But it will also provide a good measure of chaos — and possibly abuse — as state and local governments try to spend billions of dollars in a short time frame.
   
After cutting $157 million from the Byrne Justice Assistance Grant (JAG) program for fiscal 2008 appropriations (a 67 percent reduction from the previous year), Congress decided to restore the program’s funding to more than $550 million for fiscal 2009 and moved along appropriations for fiscal 2010 (which started in October) without any cuts.
   
Then came the Recovery Act — the stimulus. It gives states $2 billion alone in JAG block grants, plus $1 billion from the Community Oriented Policing Services program, and another $1 billion for discretionary and related grants
   
The result is that the U.S. Department of Justice (DOJ) will have had more than $4 billion in grants to award within a 12-month period. This is roughly 20 times what was previously available. The Bureau of Justice Assistance estimates that it will need to process about 7,000 grant applications, about four times more than in 2008. 
         
The U.S. Department of Homeland Security (DHS) won't have as much of an adjustment because it had been getting higher levels of funding than the DOJ before the Recovery Act. The DHS got a comparable amount as the DOJ from the stimulus act — $3.2 billion to hand out on top of the normal fiscal year appropriations. 


 

Understaffed and Overworked

Handling the entire life cycle of grant processing for this funding is a significant challenge for DOJ and DHS staffs. But there’s an even greater level of complexity for the state agency administrators who are involved in distributing both the DOJ and DHS block grant funding. These state offices generally are understaffed and overworked in normal times, and handling this increased workload will stress them all. 
   
Even at the federal level, cracks are beginning to be noticed. In a report issued in June, the DHS Office of Inspector General concluded that: “The department has put a great deal of effort into improving its processes and controls over awarding, managing, and monitoring contract and grant funds, but it still needs to do more. The department should address the risks of a shortage of trained contracting personnel, such as contracting officers, contracting officer technical representatives and project managers, as well as a shortage of trained grants management personnel. The department also needs to continue to improve its oversight of the grants it awards to state and local recipients. Finally the department needs to identify prudent measures to track the Recovery Act funds while simultaneously working to complete its remediation of material weaknesses in its financial management systems and processes.”      

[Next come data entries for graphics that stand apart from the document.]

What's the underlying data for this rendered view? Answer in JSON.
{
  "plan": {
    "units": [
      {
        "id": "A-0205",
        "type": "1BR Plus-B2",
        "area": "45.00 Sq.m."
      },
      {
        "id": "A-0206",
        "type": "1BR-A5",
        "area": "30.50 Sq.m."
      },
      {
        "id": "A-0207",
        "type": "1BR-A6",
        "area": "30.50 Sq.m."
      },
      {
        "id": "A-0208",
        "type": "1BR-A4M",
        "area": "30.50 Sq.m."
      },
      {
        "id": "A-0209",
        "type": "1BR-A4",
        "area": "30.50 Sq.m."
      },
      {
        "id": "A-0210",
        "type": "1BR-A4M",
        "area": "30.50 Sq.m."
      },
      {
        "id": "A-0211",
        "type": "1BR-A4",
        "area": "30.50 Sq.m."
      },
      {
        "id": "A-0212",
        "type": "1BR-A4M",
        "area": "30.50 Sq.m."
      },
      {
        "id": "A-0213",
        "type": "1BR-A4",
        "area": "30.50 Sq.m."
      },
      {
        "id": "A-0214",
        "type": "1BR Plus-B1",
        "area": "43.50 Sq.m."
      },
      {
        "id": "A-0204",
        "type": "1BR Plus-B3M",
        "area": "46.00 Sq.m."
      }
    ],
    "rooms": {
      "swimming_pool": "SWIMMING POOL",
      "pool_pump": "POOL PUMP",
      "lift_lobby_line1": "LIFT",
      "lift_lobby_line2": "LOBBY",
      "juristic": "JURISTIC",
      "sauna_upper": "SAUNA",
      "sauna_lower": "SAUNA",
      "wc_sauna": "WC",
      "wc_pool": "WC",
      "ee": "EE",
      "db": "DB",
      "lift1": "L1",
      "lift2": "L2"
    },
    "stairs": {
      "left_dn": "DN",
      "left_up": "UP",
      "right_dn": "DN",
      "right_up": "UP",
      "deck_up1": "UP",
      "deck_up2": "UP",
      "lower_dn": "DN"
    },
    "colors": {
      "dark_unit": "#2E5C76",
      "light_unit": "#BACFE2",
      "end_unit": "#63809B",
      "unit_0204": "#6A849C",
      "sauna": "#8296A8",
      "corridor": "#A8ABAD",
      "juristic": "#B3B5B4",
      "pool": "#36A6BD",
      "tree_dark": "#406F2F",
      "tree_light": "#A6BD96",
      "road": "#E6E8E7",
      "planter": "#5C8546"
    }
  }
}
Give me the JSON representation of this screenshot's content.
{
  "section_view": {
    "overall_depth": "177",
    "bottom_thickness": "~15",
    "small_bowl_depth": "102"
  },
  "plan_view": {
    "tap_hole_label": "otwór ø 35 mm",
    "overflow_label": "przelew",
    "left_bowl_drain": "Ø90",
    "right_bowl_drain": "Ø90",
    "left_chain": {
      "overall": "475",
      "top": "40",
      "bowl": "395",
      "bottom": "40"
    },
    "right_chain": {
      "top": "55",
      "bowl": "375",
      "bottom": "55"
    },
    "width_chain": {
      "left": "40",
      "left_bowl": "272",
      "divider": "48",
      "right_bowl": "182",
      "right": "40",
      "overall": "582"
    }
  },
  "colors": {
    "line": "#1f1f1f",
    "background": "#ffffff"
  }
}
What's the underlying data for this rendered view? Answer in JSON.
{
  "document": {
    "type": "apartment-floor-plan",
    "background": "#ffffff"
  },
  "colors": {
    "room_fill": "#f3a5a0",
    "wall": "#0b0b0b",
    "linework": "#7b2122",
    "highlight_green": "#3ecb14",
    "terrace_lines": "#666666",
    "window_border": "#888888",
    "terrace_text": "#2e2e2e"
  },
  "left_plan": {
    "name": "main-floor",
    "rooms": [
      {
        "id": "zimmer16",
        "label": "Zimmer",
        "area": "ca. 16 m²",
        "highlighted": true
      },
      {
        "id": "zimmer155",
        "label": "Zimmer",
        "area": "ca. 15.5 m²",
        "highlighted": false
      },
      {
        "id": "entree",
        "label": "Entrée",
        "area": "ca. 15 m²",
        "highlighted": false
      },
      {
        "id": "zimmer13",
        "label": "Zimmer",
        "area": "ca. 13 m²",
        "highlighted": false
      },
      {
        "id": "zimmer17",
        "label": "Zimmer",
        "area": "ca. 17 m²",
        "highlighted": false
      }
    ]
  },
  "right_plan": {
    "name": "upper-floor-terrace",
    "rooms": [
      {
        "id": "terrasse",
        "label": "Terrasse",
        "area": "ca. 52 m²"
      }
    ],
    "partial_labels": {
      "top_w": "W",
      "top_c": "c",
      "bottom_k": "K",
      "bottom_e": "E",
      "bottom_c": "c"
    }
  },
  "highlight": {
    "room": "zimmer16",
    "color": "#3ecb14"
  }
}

It only takes a few minutes browsing on Recovery.gov to see that the money isn’t moving to the distribution levels as anticipated. As of mid-August, the funding available for the DOJ, as reported by the agency recovery sites, showed that just $970,000 of approximately $3.3 million available had been paid out; and of $861,545 from the DHS, only $99,815 had been paid out. Looking across the states and the federal agency programs, those payout figures hover around 10 percent of the available funding. 
   
Federal authorities also recognize that the challenges brought on by distributing so much money so quickly can lead to fraud and abuse. The DOJ’s Antitrust Division has launched an initiative to train government officials and contractors to recognize and report illegal profiteering from stimulus projects.
        
According to its Inspector General, the Social Security Administration has received reports of fraudulent e-mails that link to what appears to be the agency’s official Web site, instructing individuals to submit personal information to receive their $250 one-time economic recovery payments. 


 

Mistakes Expected

It’s likely that mistakes will be made, but probably many of them will be unintentional as state and local agencies rush to spend this funding. One of the chief deterrents to intentional abuse, in the minds of many proponents, is the requirement to report the expenditures in detail and show the actual outcome related to saving or creating jobs. The reporting requirements are much more complete than any previously attempted grant-management process. 
   
Concerns about possible abuse, as well as the reporting requirements, are slowing the funding distribution; the real workload of handling so many grants also is a factor. So agencies that still have projects in mind aren’t yet out of luck in seeking funding. The state agency administrators for both the DOJ and DHS funding should become your best friend if you are seeking funding or advice on how to do so. As overworked as they are, these staffs have been fully briefed on the possibilities, are endeavoring to apply them in each state and will comply with the reporting requirement. Progress also has been made in using Grants.gov to announce grant programs for multiple agencies, and most individual agencies also have program guidelines and grant program potentials (e.g., www.ojp.usdoj.gov/funding/solicitations.htm and www.homelandsecurityfunding.info).
   
While funding will continue through the 2010 calendar — including year two of the Recovery Act funding — there will also be new fiscal year funding that continues to support improvements in public safety and emergency management. So this is not just a flash in the pan.
    
Indications from numerous state agency administrators are that IT projects are likely prospects for Recovery Act funding. In many cases, agencies have had plans to modernize their IT infrastructure that have been on hold during the financial crisis that states in particular have found themselves. The federal funds can permit important infrastructure improvements to move forward, often with money saving and job producing consequences.